Chagall was one of 1,500 refugees who were transported out of France under the Vichy regime in 1941 as part of a rescue effort by an organization that later became the IRC. Mark Rothko, born Markus Yakovlevich Rothkowitz, arrived at Ellis Island with his mother at age ten in 1913 to escape persecution in Imperial Russia. Leipzig-born Max Beckmann, whose work was labeled as “degenerate art” by the Nazi regime and banned from museums, arrived in the United States in 1948 after a period of exile in the Netherlands. Max Ernst, who was persecuted by the Nazi Gestapo police and cast out to an internment camp in France with other surrealist artists as “undesirable foreigners,” arrived in the US in 1941 with the help of his future wife Peggy Guggenheim. Dutch painter Piet Mondrian, who lived in Paris in the 1930s, escaped France after the Nazi occupation and immigrated to the US in 1940 after a period in London. Cambodian artist Sopheap Pich fled from the Khmer Rouge’s regime’s massacres and fled to the US with his family as a teenager. Ibrahim El-Salahi, a Sudanese artist and former politician, was imprisoned by the Nimeiri regime in Sudan in 1970 on charges of participating in an anti-government coup. He is now based in Oxford in the United Kingdom.
The IRC was founded in 1933 at the request of Albert Einstein, himself a refugee, who lived in New York at the time. The organization helps resettle war refugees in new countries. “It’s not an accident that [Einstein] was in New York and it’s not an accident that he stayed in New York,” Miliband said, “This is a city that has been opened to the world during the best of its times.”
On Monday evening, President Trump announced mass arrests and deportations of immigrants in the US starting next week. “Next week ICE will begin the process of removing the millions of illegal aliens who have illicitly found their way into the United States,” Trump tweeted. “They will be removed as fast as they come in.”
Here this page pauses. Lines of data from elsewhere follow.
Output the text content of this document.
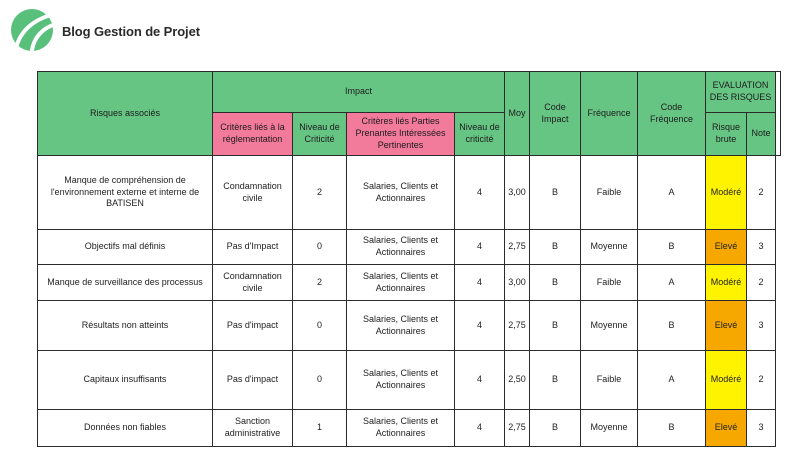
Blog Gestion de Projet
Risques associés	Impact				Moy	Code Impact	Fréquence	Code Fréquence	EVALUATION DES RISQUES		
	Critères liés à la réglementation	Niveau de Criticité	Critères liés Parties Prenantes Intéressées Pertinentes	Niveau de criticité					Risque brute	Note	
Manque de compréhension de l'environnement externe et interne de BATISEN	Condamnation civile	2	Salaries, Clients et Actionnaires	4	3,00	B	Faible	A	Modéré	2	
Objectifs mal définis	Pas d'Impact	0	Salaries, Clients et Actionnaires	4	2,75	B	Moyenne	B	Elevé	3	
Manque de surveillance des processus	Condamnation civile	2	Salaries, Clients et Actionnaires	4	3,00	B	Faible	A	Modéré	2	
Résultats non atteints	Pas d'impact	0	Salaries, Clients et Actionnaires	4	2,75	B	Moyenne	B	Elevé	3	
Capitaux insuffisants	Pas d'impact	0	Salaries, Clients et Actionnaires	4	2,50	B	Faible	A	Modéré	2	
Données non fiables	Sanction administrative	1	Salaries, Clients et Actionnaires	4	2,75	B	Moyenne	B	Elevé	3	
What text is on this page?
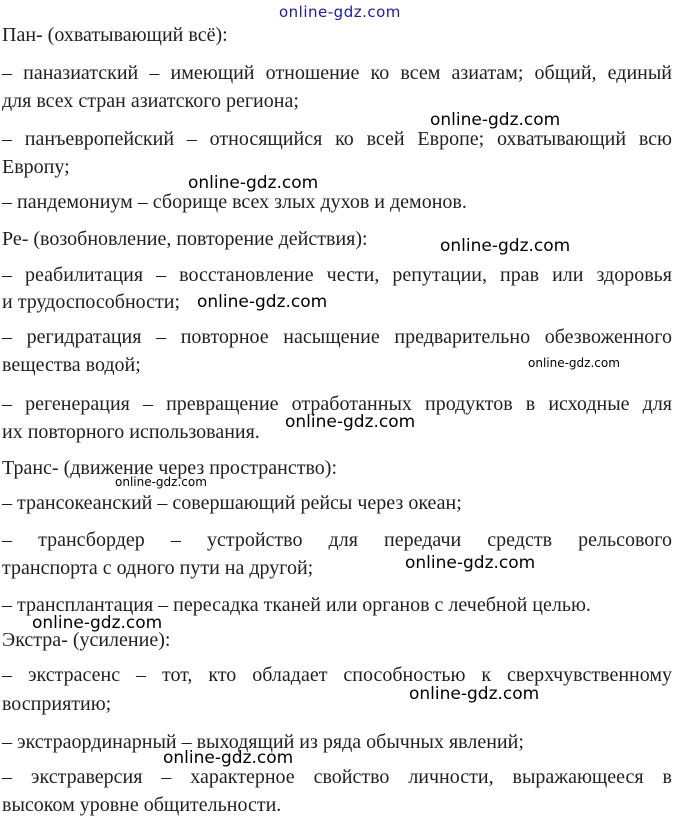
online-gdz.com
Пан- (охватывающий всё):
– паназиатский – имеющий отношение ко всем азиатам; общий, единый
для всех стран азиатского региона;
– панъевропейский – относящийся ко всей Европе; охватывающий всю
Европу;
– пандемониум – сборище всех злых духов и демонов.
Ре- (возобновление, повторение действия):
– реабилитация – восстановление чести, репутации, прав или здоровья
и трудоспособности;
– регидратация – повторное насыщение предварительно обезвоженного
вещества водой;
– регенерация – превращение отработанных продуктов в исходные для
их повторного использования.
Транс- (движение через пространство):
– трансокеанский – совершающий рейсы через океан;
– трансбордер – устройство для передачи средств рельсового
транспорта с одного пути на другой;
– трансплантация – пересадка тканей или органов с лечебной целью.
Экстра- (усиление):
– экстрасенс – тот, кто обладает способностью к сверхчувственному
восприятию;
– экстраординарный – выходящий из ряда обычных явлений;
– экстраверсия – характерное свойство личности, выражающееся в
высоком уровне общительности.
online-gdz.com
online-gdz.com
online-gdz.com
online-gdz.com
online-gdz.com
online-gdz.com
online-gdz.com
online-gdz.com
online-gdz.com
online-gdz.com
online-gdz.com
Miliband, who was a former member of the British parliament and the UK’s Secretary of State for Foreign and Commonwealth Affairs between 2007-2010, sent a measured, diplomatic nod toward the Trump administration’s immigration policies saying, “The Federal Government has not always allowed the United States to be open to the world, but the best of New York has come from its remarkable openness: what it gives, as well as what it takes from the wider world.”